Y es que cada vez me va quedando más claro, que la transición del milenio trajo un misterioso y enrarecido aire: todos los sueños y las utopías colectivos cayeron, con razones justificadas la mayoría, y en su lugar llegó una profunda apatía política, espiritual y ecológica. Y es que mientras la juventud de los 60 se rebelaba frenéticamente con la música, las causas políticas, las drogas y la poesía, la juventud del nuevo milenio ni se rebela, ni tampoco cree, ni desea, ni participa. Y si bien tiene sus formas de espiritualidad, política, y una mayor consciencia ecológica, todas ellas carecen de la acción compasiva y de la participación que requiere una vida donde el otro sea sagrado.
Creo que esta apatía se debe a varias razones, todas ellas importantes. Pero creo que, sobre todo, es una forma de ceguera trágica, resultante de una civilización construida sobre una mirada que desintegra, aliena y divide la vida. Pensamos en términos excluyentes: yo y otro, nosotros y ellos, bueno y malo, hombre y naturaleza. Nos imaginamos todo el tiempo fronteras y aduanas. Y nos creemos bien estos cuentos.
Esta ceguera hace posible que validemos centurias de inconsciencia política, donde “unos” tienen el derecho de explotar a “otros; que idolatremos a personajes tan pobres y siniestros como Pablo Escobar; que golpeemos a otro hombre por el color de una camisa; que bombardeemos niños por pertenecer a un credo; que les otorguemos gloria a ciertos rasgos anatómicos; que creamos tanto en la ficción de las naciones y los pueblos.
Por supuesto que todos los proyectos sustentados en este tipo de ceguera produjeron enfermedad, muerte y odio. Y creo que terminamos por creer que la mirada era la realidad y perdimos la esperanza. Por eso vivimos hoy la vida de hámsteres que corren solitarios en sus ruedas económicas, políticas y espirituales, persiguiendo la gloria de una selfie perfecta, un abdomen cuadriculado, o un nirvana cómodo y rosado.

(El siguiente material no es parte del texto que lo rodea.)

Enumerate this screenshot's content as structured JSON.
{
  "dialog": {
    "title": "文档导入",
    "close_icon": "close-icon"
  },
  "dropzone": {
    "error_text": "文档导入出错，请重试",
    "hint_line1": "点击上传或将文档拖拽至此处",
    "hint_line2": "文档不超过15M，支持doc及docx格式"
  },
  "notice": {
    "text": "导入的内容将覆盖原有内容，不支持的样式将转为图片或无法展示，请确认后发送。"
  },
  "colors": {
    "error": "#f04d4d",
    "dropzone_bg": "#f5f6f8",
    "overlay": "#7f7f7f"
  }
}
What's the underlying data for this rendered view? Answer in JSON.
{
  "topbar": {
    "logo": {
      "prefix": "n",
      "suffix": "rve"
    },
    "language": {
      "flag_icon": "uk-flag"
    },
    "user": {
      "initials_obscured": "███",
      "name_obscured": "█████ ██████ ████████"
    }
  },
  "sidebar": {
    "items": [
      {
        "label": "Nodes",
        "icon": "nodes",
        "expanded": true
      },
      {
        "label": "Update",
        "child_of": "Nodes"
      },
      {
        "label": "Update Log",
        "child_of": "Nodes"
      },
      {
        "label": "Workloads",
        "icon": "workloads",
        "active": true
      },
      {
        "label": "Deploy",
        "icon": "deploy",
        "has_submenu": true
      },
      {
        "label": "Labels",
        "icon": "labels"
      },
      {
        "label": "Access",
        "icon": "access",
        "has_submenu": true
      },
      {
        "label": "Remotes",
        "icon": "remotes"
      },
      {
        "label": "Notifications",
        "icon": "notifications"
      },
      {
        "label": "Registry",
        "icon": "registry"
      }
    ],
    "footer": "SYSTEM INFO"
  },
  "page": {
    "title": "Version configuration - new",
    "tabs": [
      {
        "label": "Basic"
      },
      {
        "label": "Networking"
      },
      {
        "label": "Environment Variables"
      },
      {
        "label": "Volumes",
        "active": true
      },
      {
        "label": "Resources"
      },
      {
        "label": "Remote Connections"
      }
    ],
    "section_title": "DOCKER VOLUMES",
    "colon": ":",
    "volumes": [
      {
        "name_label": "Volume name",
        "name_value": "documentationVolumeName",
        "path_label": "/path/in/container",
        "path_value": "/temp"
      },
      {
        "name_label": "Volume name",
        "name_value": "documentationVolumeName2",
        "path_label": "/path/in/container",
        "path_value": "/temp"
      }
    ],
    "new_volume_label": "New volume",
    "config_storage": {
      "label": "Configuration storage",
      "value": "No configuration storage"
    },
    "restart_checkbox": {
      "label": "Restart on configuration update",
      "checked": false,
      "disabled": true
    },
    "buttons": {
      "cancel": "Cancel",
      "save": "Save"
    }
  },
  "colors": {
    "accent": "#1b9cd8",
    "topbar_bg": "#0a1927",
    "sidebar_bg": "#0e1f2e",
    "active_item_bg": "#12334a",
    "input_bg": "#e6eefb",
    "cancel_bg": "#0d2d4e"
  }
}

Necesitamos pasar de la apatía y el relativismo hacia nuevas formas de radicalidad compasiva, y para eso necesitamos destruir esa mirada que separa y excluye, y construir una mirada que integre. Porque cuando reconozcamos que no hay yo sin otro; que humanidad es humanidad en Siria o en Francia; que salvar los bosques no es un lujo, sino pura supervivencia; que la inequidad en cualquier forma es una enfermedad para el gran cuerpo de la humanidad, ya no será esta la mirada de la apatía, sino la de la simpatía, donde la acción amorosa surgirá naturalmente.
El Jefe Seattle decía hace 200 años: “Cuando los hombres escupen en el suelo, se están escupiendo a sí mismos (…) Esto es lo que sabemos: todas las cosas están ligadas como la sangre que une a una familia. El sufrimiento de la tierra se convertirá en sufrimiento para los hijos de la tierra. El hombre no ha tejido la red que es la vida, solo es un hilo más de la trama. Lo que hace con la trama se lo está haciendo a sí mismo”.
Yo solo le corregiría que no escupimos hacia el suelo, sino hacia arriba, y después oramos para que no nos caiga en la cara el escupitajo. A eso se refería el Dalai Lama.